Twice we have been offered the contrasting outcomes of brutal realism and escapist romance or fantasy. Now the speaker presents "two philosophies" condensed into images: "spheres roll, cubes stay" (l.82). If we read these as aesthetic philosophies and as reflecting the choices we have so far been given, the rolling spheres suggest romance, which has up to now been a wallowing in accommodating silt, and the static cubes suggest realism. As larger, ontological philosophies, the spheres suggest Platonic idealism; the cubes, Aristotelian realism.

In any case, the poet finally, enigmatically announces, "what I choose / is youse: / baby (ll.86-88). With that decision, he transfers choice, placing responsibility squarely on the reader. How will you, whose "exposed tenders" have been chosen, consume this coon/poem? Will you choose escapist romance? Probably not, since the poet has biased you against romance as a mere wallowing in silt. Will you choose brutal realism? Although it seems more probable, he has also biased you against voyeuristic self-indulgence. Maybe you can refuse the choice.

But what you must accept is the freedom of the poet, who is "no slave that" he "should entertain you" (ll.57-58). He has liberated himself. Moreover, because he has become analogous to the coon and because of the colloquial racist connotations of the word "coon," his self-liberation resonates with the civil rights movement already under way when this poem was first published.
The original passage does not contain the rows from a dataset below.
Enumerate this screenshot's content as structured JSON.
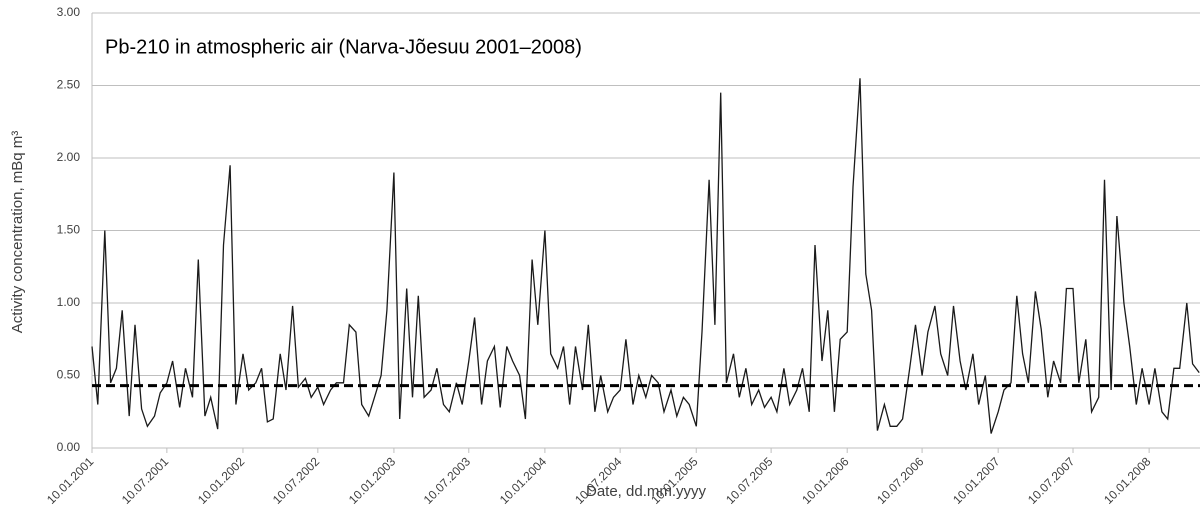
{
  "chart_data": {
    "type": "line",
    "title": "Pb-210 in atmospheric air (Narva-Jõesuu 2001–2008)",
    "x_label": "Date, dd.mm.yyyy",
    "y_label": "Activity concentration, mBq m³",
    "x": [
      "2001-01-10",
      "2001-01-24",
      "2001-02-10",
      "2001-02-24",
      "2001-03-10",
      "2001-03-24",
      "2001-04-10",
      "2001-04-24",
      "2001-05-10",
      "2001-05-24",
      "2001-06-10",
      "2001-06-24",
      "2001-07-10",
      "2001-07-24",
      "2001-08-10",
      "2001-08-24",
      "2001-09-10",
      "2001-09-24",
      "2001-10-10",
      "2001-10-24",
      "2001-11-10",
      "2001-11-24",
      "2001-12-10",
      "2001-12-24",
      "2002-01-10",
      "2002-01-24",
      "2002-02-10",
      "2002-02-24",
      "2002-03-10",
      "2002-03-24",
      "2002-04-10",
      "2002-04-24",
      "2002-05-10",
      "2002-05-24",
      "2002-06-10",
      "2002-06-24",
      "2002-07-10",
      "2002-07-24",
      "2002-08-10",
      "2002-08-24",
      "2002-09-10",
      "2002-09-24",
      "2002-10-10",
      "2002-10-24",
      "2002-11-10",
      "2002-11-24",
      "2002-12-10",
      "2002-12-24",
      "2003-01-10",
      "2003-01-24",
      "2003-02-10",
      "2003-02-24",
      "2003-03-10",
      "2003-03-24",
      "2003-04-10",
      "2003-04-24",
      "2003-05-10",
      "2003-05-24",
      "2003-06-10",
      "2003-06-24",
      "2003-07-10",
      "2003-07-24",
      "2003-08-10",
      "2003-08-24",
      "2003-09-10",
      "2003-09-24",
      "2003-10-10",
      "2003-10-24",
      "2003-11-10",
      "2003-11-24",
      "2003-12-10",
      "2003-12-24",
      "2004-01-10",
      "2004-01-24",
      "2004-02-10",
      "2004-02-24",
      "2004-03-10",
      "2004-03-24",
      "2004-04-10",
      "2004-04-24",
      "2004-05-10",
      "2004-05-24",
      "2004-06-10",
      "2004-06-24",
      "2004-07-10",
      "2004-07-24",
      "2004-08-10",
      "2004-08-24",
      "2004-09-10",
      "2004-09-24",
      "2004-10-10",
      "2004-10-24",
      "2004-11-10",
      "2004-11-24",
      "2004-12-10",
      "2004-12-24",
      "2005-01-10",
      "2005-01-24",
      "2005-02-10",
      "2005-02-24",
      "2005-03-10",
      "2005-03-24",
      "2005-04-10",
      "2005-04-24",
      "2005-05-10",
      "2005-05-24",
      "2005-06-10",
      "2005-06-24",
      "2005-07-10",
      "2005-07-24",
      "2005-08-10",
      "2005-08-24",
      "2005-09-10",
      "2005-09-24",
      "2005-10-10",
      "2005-10-24",
      "2005-11-10",
      "2005-11-24",
      "2005-12-10",
      "2005-12-24",
      "2006-01-10",
      "2006-01-24",
      "2006-02-10",
      "2006-02-24",
      "2006-03-10",
      "2006-03-24",
      "2006-04-10",
      "2006-04-24",
      "2006-05-10",
      "2006-05-24",
      "2006-06-10",
      "2006-06-24",
      "2006-07-10",
      "2006-07-24",
      "2006-08-10",
      "2006-08-24",
      "2006-09-10",
      "2006-09-24",
      "2006-10-10",
      "2006-10-24",
      "2006-11-10",
      "2006-11-24",
      "2006-12-10",
      "2006-12-24",
      "2007-01-10",
      "2007-01-24",
      "2007-02-10",
      "2007-02-24",
      "2007-03-10",
      "2007-03-24",
      "2007-04-10",
      "2007-04-24",
      "2007-05-10",
      "2007-05-24",
      "2007-06-10",
      "2007-06-24",
      "2007-07-10",
      "2007-07-24",
      "2007-08-10",
      "2007-08-24",
      "2007-09-10",
      "2007-09-24",
      "2007-10-10",
      "2007-10-24",
      "2007-11-10",
      "2007-11-24",
      "2007-12-10",
      "2007-12-24",
      "2008-01-10",
      "2008-01-24",
      "2008-02-10",
      "2008-02-24",
      "2008-03-10",
      "2008-03-24",
      "2008-04-10",
      "2008-04-24",
      "2008-05-10"
    ],
    "series": [
      {
        "color": "#1a1a1a",
        "values": [
          0.7,
          0.3,
          1.5,
          0.45,
          0.55,
          0.95,
          0.22,
          0.85,
          0.27,
          0.15,
          0.22,
          0.38,
          0.45,
          0.6,
          0.28,
          0.55,
          0.35,
          1.3,
          0.22,
          0.35,
          0.13,
          1.4,
          1.95,
          0.3,
          0.65,
          0.4,
          0.45,
          0.55,
          0.18,
          0.2,
          0.65,
          0.4,
          0.98,
          0.42,
          0.48,
          0.35,
          0.42,
          0.3,
          0.4,
          0.45,
          0.45,
          0.85,
          0.8,
          0.3,
          0.22,
          0.35,
          0.5,
          0.95,
          1.9,
          0.2,
          1.1,
          0.35,
          1.05,
          0.35,
          0.4,
          0.55,
          0.3,
          0.25,
          0.45,
          0.3,
          0.6,
          0.9,
          0.3,
          0.6,
          0.7,
          0.28,
          0.7,
          0.6,
          0.5,
          0.2,
          1.3,
          0.85,
          1.5,
          0.65,
          0.55,
          0.7,
          0.3,
          0.7,
          0.4,
          0.85,
          0.25,
          0.5,
          0.25,
          0.35,
          0.4,
          0.75,
          0.3,
          0.5,
          0.35,
          0.5,
          0.45,
          0.25,
          0.4,
          0.22,
          0.35,
          0.3,
          0.15,
          0.8,
          1.85,
          0.85,
          2.45,
          0.45,
          0.65,
          0.35,
          0.55,
          0.3,
          0.4,
          0.28,
          0.35,
          0.25,
          0.55,
          0.3,
          0.4,
          0.55,
          0.25,
          1.4,
          0.6,
          0.95,
          0.25,
          0.75,
          0.8,
          1.8,
          2.55,
          1.2,
          0.95,
          0.12,
          0.3,
          0.15,
          0.15,
          0.2,
          0.55,
          0.85,
          0.5,
          0.8,
          0.98,
          0.65,
          0.5,
          0.98,
          0.6,
          0.4,
          0.65,
          0.3,
          0.5,
          0.1,
          0.25,
          0.4,
          0.45,
          1.05,
          0.65,
          0.45,
          1.08,
          0.82,
          0.35,
          0.6,
          0.45,
          1.1,
          1.1,
          0.45,
          0.75,
          0.25,
          0.35,
          1.85,
          0.4,
          1.6,
          1.0,
          0.7,
          0.3,
          0.55,
          0.3,
          0.55,
          0.25,
          0.2,
          0.55,
          0.55,
          1.0,
          0.58,
          0.52
        ]
      }
    ],
    "mean_line": 0.43,
    "mean_line_color": "#000000",
    "xlim": [
      "2001-01-10",
      "2008-05-12"
    ],
    "xticks": [
      {
        "value": "2001-01-10",
        "label": "10.01.2001"
      },
      {
        "value": "2001-07-10",
        "label": "10.07.2001"
      },
      {
        "value": "2002-01-10",
        "label": "10.01.2002"
      },
      {
        "value": "2002-07-10",
        "label": "10.07.2002"
      },
      {
        "value": "2003-01-10",
        "label": "10.01.2003"
      },
      {
        "value": "2003-07-10",
        "label": "10.07.2003"
      },
      {
        "value": "2004-01-10",
        "label": "10.01.2004"
      },
      {
        "value": "2004-07-10",
        "label": "10.07.2004"
      },
      {
        "value": "2005-01-10",
        "label": "10.01.2005"
      },
      {
        "value": "2005-07-10",
        "label": "10.07.2005"
      },
      {
        "value": "2006-01-10",
        "label": "10.01.2006"
      },
      {
        "value": "2006-07-10",
        "label": "10.07.2006"
      },
      {
        "value": "2007-01-10",
        "label": "10.01.2007"
      },
      {
        "value": "2007-07-10",
        "label": "10.07.2007"
      },
      {
        "value": "2008-01-10",
        "label": "10.01.2008"
      }
    ],
    "ylim": [
      0,
      3
    ],
    "yticks": [
      {
        "value": 0,
        "label": "0.00"
      },
      {
        "value": 0.5,
        "label": "0.50"
      },
      {
        "value": 1,
        "label": "1.00"
      },
      {
        "value": 1.5,
        "label": "1.50"
      },
      {
        "value": 2,
        "label": "2.00"
      },
      {
        "value": 2.5,
        "label": "2.50"
      },
      {
        "value": 3,
        "label": "3.00"
      }
    ],
    "grid": true
  }
}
Analogically, the meaning of the work is partly sociopolitical, but the experience that gives substance to the analogy is literary-analytical and consists of the liberation of the poet (and also the reader) from literary bondage through radical shifts in generic modality: from realistic narrative to dramatic monologue and, within monologue, between realism, romance, and nonsense. In the process, the reader's point of view is repeatedly altered and finally brought to the awareness that he or she is not the reader whom the poet addresses, is in no way accommodated by the poem, and is therefore as free as the poet.

from The Explicator 47:1 (Fall 1988), pp. 40-43.


A.R. Ammons

MR: In "Coon Song" you tell the reader that you won't entertain him but in, poems like Sphere you do seem to make an effort if not to entertain then to hold. Would you comment on that?

A: A colleague here recently taught that poem in one of his classes and he asked me to come the second day and talk with them. I did, and it's a poem that a reader can have more than one disposition towards (referring to "Coon Song"). But we discovered that once you identify with the coon, the poem clears up. So though it sounds as if there's a speaker in the poem talking against the reader, those things are reconciled if you adopt the point of view of the subject in question, the poor raccoon, who is being hounded by these animals and about to be destroyed by them.